After Mordechai I the family was divided into what became its two principal branches. Mordechai’s eldest son, Menahem II, inherited, as we saw, the post of grand rabbi and therefore belongs to the main branch (of the grand rabbis), whereas his second son, Solomon initiated a parallel branch, which did not produce grand rabbis, but was quite important nonetheless.
Later in his life, Solomon was given a second name:  Nisim. Though he was not grand rabbi of Edirne, he was very famous for his biblical knowledge and served as a dayan of great renown. He authored important works and many letters in which he discussed halachic matters with his learned contemporaries. Solomon-Nisim died at the age of 38 in 1775.
Solomon-Nisim’s son, Simeon-Mordechai (or “Rabbi Matte Shim’on”*) visited various cities, preached and gave judgments. He died in mid life at about 1819. He had two sons: Nisim-Solomon (b. abt. 1793) and Menahem (1800-1887) whom we shall tag “Menahem IV”.
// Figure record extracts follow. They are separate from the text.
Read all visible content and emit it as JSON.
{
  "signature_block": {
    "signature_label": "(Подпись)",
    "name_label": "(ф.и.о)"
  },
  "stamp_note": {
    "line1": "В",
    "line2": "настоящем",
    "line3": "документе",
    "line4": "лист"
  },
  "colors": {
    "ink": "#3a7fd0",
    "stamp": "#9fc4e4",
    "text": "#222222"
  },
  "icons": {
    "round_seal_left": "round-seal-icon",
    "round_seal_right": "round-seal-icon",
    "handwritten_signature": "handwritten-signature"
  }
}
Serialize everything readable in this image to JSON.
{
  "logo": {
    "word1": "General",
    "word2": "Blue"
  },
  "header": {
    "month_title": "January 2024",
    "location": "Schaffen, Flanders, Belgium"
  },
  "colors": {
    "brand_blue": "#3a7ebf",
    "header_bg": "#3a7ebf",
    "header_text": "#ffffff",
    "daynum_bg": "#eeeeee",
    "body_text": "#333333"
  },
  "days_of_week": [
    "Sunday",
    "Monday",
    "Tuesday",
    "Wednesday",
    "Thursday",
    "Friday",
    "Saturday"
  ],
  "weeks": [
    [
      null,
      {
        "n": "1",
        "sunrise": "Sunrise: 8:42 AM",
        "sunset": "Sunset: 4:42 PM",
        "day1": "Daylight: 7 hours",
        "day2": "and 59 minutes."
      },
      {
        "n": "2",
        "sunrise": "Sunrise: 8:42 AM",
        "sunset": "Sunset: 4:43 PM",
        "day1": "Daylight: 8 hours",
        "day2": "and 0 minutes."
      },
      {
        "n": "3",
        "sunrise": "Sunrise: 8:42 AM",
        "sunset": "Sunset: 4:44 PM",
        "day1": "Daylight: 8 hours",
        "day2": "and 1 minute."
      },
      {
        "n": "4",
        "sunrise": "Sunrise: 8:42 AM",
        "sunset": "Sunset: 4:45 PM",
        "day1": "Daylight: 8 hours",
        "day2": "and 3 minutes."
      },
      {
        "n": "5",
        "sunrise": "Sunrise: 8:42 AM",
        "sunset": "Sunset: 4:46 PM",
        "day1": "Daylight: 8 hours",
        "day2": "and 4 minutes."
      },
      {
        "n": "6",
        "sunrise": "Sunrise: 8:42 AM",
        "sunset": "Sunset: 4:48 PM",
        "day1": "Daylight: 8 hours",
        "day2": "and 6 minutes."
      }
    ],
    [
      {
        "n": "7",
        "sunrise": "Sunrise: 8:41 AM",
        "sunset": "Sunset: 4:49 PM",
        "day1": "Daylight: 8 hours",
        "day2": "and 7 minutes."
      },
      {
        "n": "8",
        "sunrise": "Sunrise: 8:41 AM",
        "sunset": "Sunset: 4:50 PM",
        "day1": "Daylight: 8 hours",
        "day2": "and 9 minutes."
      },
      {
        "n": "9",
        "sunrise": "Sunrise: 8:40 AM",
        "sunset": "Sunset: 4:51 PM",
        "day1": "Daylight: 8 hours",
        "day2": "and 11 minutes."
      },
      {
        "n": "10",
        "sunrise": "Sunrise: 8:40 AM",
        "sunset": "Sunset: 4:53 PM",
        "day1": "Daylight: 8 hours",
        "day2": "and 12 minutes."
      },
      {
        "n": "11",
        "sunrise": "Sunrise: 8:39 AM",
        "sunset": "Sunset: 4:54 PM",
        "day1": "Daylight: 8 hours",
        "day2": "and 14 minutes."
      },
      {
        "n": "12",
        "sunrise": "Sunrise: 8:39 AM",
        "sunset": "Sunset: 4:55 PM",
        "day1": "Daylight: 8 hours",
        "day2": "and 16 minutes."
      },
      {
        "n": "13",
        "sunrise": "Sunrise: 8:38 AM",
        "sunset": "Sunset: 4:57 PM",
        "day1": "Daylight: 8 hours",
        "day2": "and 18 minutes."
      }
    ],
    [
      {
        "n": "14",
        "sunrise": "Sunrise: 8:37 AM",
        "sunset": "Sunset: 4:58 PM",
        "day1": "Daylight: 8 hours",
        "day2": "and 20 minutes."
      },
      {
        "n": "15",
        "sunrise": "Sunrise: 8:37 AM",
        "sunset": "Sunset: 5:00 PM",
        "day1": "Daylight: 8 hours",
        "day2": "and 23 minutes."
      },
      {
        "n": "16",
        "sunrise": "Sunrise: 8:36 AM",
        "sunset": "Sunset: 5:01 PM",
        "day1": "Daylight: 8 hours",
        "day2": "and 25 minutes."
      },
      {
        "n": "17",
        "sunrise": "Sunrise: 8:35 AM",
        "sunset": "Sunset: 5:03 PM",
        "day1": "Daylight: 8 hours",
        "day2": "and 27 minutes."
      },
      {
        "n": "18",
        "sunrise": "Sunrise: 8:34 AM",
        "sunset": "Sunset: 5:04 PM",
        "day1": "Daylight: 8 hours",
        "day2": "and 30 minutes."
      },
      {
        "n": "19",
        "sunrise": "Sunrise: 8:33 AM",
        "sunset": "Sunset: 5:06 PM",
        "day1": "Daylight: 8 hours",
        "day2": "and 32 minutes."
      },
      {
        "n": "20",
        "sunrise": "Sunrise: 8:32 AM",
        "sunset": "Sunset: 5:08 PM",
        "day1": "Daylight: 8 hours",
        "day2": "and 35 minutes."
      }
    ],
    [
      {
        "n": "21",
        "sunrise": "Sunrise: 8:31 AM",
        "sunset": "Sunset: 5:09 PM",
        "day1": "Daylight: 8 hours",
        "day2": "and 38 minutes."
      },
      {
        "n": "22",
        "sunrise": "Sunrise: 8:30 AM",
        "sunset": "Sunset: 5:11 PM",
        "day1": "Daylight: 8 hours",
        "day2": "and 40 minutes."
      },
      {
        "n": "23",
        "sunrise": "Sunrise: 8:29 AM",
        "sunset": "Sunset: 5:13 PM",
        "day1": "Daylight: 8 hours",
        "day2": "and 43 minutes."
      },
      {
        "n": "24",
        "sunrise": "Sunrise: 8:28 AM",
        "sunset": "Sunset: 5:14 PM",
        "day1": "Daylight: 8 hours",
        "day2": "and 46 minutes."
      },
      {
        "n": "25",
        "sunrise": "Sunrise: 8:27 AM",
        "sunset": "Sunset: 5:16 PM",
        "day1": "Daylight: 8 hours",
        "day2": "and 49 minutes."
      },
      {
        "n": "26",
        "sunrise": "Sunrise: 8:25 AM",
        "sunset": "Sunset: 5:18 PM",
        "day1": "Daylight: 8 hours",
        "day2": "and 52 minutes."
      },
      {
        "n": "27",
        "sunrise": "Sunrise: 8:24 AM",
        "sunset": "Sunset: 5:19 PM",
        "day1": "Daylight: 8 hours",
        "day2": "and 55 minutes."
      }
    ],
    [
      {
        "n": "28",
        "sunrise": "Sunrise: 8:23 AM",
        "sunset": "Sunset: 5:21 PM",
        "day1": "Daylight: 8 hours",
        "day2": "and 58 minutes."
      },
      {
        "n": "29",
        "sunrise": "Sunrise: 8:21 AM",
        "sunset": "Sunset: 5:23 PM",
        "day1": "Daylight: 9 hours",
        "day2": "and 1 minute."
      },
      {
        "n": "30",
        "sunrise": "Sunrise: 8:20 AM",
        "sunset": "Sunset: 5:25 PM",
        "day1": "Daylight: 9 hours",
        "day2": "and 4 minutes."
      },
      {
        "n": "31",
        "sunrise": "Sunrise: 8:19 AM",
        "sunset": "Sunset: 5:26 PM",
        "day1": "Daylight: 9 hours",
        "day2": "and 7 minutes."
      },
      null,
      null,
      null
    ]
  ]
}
Menahem IV (or “Rabbi Divrei Menahem”*) ben Nisim-Solomon was a learned man in Talmud, excellent preacher and rabbi. People listened to his preaching in ecstasy. His renown was among Jews and non-Jews alike. His wisdom and modesty were well known. When young he was secretary in Leon Alfassa’s Bank at Edirne. His many books were burnt in the fire of 1905 in Edirne.
In 1878 he moved to Istanbul because of the Russo-Turkish war. The Jews of Edirne feared that they might suffer greatly if the Russians captured the city.
The rabbis of Istanbul received him with great honors.
In 1880 Menahem IV left for Eretz Israel and died there in 1887.
Menahem IV’s grandson was Rabbi Yomtov Behmoiram who resided in Bulgaria. He was an active Zionist leader.

* Sometimes important rabbis are commonly known by the name of their principal opus.